Manusia merupakan makhluk sosial yang dapat hidup bermasyarakat. Sebagai salah satu makhluk sosial, manusia membutuhkan interaksi, yaitu jenis tindakan yang terjadi ketika dua orang saling mempengaruhi satu sama lain.
“Interaksi sosial tetap diperlukan dalam era digital. Akan tetapi, harus hati-hati karena interaksi sosialnya dapat berubah. Perubahan interaksi sosial era digital dapat berdampak negatif bagi pengguna internet,” kata Yusep Rafiqi, Ketua Prodi Ekonomi Studi Ekonomi Syariah Univesitas Siliwangi Tasikmalaya, sekaligus pembicara dalam Webinar Literasi Digital wilayah Kota Tasikmalaya, Jawa Barat, Kamis (5/8/2021).
Sementara, kolaborasi adalah bentuk kerjasama, interaksi, kompromi antara beberapa individu, lembaga, dan pihak yang terlihat yang menerima akibat dan manfaat kolaborasi. Kolaborasi ini masuk ke dalam interaksi sosial asosiatif. Faktor terjadinya karena kesamaan asal atau bahasa, agama, hubungan keluarga, kesamaan kepentingan, domisili, pendidikan, hubungan kerja sama, faktor ekonomi, dan sosial.
Ia menjelaskan, lawan dari interaksi asosisiatif ialah interaksi disosisatif, yang mengarah ke dampak negatif. Faktornya didasari menurunnya tingkat kerukunan, perbedaan pendapat, keegoisan seseorang dalam sebuah kelompok, kurangnya kedisplinan, dan lunturnya nilai dan norma.
Yusep mengatakan, pentingnya kolaborasi era digital mampu meningkatkan efisiensi, mendapatkan ide-ide baru, sebagai pengalaman belajar, kemudahan dalam berkomunikasi, membagikan beban kerja, mendapatkan jaringan atau networking. Oleh karena itu, Yusep mengingatkan setelah adanya interaksi sosial maka tingkatkan kolaborasi di ruang digital.
Sebagai sesuatu yang luas dan tanpa batas, dunia maya memiliki jutaan penggunan dengan latar budaya dan kebiasaan berbeda. Karenanya, penting untuk menerapkan etika digital agar dalam berinteraksi dan berkolaborasi, seseorang atau individu pengguna internet selalu bertindak secara etis dan tidak melewati batas wajar. Etika berinternet merupakan etika berkomunikasi menggunakan internet dan media sosial.
“Dalam pelanggaran etika digital, sanksi yang diterima adalah sanksi sosial dalam dunia internet atau media sosial. Bisa berupa teguran atau dikucilkan di masyarakat. Bisa dikucilkan dalam kehiduan berkomunikasi di internet,” jelasnya.

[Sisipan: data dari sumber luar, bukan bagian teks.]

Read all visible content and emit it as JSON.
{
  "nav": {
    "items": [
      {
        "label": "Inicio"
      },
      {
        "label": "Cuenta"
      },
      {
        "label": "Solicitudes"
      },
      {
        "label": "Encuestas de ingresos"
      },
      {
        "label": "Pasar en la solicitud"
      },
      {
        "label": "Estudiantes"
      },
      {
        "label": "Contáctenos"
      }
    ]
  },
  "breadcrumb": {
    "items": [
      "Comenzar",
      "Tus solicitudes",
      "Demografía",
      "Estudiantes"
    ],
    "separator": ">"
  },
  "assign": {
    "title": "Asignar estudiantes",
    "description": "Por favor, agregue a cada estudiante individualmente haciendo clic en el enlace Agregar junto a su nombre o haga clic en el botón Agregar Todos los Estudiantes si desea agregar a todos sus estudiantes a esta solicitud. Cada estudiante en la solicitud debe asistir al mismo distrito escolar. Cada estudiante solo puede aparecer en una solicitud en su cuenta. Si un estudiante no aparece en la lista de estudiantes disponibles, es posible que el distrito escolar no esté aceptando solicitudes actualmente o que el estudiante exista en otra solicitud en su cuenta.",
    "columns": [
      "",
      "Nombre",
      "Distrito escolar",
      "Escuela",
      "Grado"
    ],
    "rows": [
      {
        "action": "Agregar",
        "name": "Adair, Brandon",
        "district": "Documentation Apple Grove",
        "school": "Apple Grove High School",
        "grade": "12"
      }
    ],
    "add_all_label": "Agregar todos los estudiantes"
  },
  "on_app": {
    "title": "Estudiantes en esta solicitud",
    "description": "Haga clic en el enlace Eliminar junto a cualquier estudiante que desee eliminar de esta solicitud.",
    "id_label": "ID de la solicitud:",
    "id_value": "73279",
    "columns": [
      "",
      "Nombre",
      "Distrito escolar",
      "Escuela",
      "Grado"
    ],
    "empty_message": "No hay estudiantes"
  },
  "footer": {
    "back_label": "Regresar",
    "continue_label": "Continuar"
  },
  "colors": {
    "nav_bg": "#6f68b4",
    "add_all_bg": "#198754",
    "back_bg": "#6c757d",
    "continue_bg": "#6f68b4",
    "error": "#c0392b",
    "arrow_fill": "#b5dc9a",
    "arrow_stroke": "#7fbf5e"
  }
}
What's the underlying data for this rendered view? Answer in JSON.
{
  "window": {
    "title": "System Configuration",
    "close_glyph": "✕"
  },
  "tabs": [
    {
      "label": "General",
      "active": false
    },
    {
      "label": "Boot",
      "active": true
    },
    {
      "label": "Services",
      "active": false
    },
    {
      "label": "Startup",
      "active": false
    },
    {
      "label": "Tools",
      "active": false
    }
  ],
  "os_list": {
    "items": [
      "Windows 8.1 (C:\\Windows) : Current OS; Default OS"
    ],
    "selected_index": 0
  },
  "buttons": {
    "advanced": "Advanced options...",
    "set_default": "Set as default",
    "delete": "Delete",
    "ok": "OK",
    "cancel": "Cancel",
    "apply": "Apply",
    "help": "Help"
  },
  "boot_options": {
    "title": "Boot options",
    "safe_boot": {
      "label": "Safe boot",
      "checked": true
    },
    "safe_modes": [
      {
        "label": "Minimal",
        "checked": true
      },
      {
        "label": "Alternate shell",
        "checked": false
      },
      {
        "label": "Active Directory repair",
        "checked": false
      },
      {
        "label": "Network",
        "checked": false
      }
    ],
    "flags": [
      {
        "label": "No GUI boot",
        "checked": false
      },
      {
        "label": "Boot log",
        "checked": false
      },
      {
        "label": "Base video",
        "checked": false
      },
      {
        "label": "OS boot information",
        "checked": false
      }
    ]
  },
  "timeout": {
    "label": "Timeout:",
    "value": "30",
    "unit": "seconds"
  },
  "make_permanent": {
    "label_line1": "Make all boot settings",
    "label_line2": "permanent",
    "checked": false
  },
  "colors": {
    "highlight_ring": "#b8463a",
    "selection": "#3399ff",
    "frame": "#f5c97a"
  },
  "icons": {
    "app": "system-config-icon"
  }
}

Untuk tetap menjaga interaksi dan kolaborasi di dunia digital agar sesuai dengan etika digital, caranya dilakukan dengan:
- Menggunakan bahasa populer dan sopan pada suatu komunitas
- Menghargai pengguna lain saat memberikan pendapar
- Selalu berpikir sebelum bertindak di media sosiao
- Membuat postingan atau konten yang menarik dan tidak oversharing.
Adanya interaksi dan kolaborasi secara digital bukan semata-mata kita mengandalkan di sini saja. Akan tetapi, kita tetap perlu berinteraksi dengan orang lain di dunia nyata secara langsung.
Webinar Gerakan Nasional Literasi Digital 2021 – untuk Indonesia #MakinCakapDigital diselenggarakan Kementerian Komunikasi dan Informatika (Kemkominfo) bersama Siberkreasi. Webinar wilayah Kota Tasikmalaya, Jawa Barat, Kamis (5/8/2021) juga menghadirkan pembicara, Klemens Rahardja (Founder The Entrepreneurs Society), Irma Nawangwulan (Dosen International University Liasson indonesia), Rino (Kaprodi Teknik Informatika Universitas Buddhi Dharma), dan Made Nandhika.
Gerakan Nasional Literasi Digital 2021 – untuk Indonesia #MakinCakapDigital merupakan rangkaian panjang kegiatan webinar di seluruh penjuru Indonesia. Kegiatan ini menargetkan 10.000.000 orang terliterasi digital pada tahun 2021, hingga tercapai 50 juta orang terliterasi digital pada 2024.
Kegiatan ini merupakan bagian dari program Literasi Digital di 34 Provinsi dan 514 Kabupaten dengan 4 pilar utama. Di antaranya Budaya Bermedia Digital (Digital Culture), Aman Bermedia (Digital Safety), Etis Bermedia Digital (Digital Ethics), dan Cakap Bermedia Digital (Digital Skills) untuk membuat masyarakat Indonesia semakin cakap digital.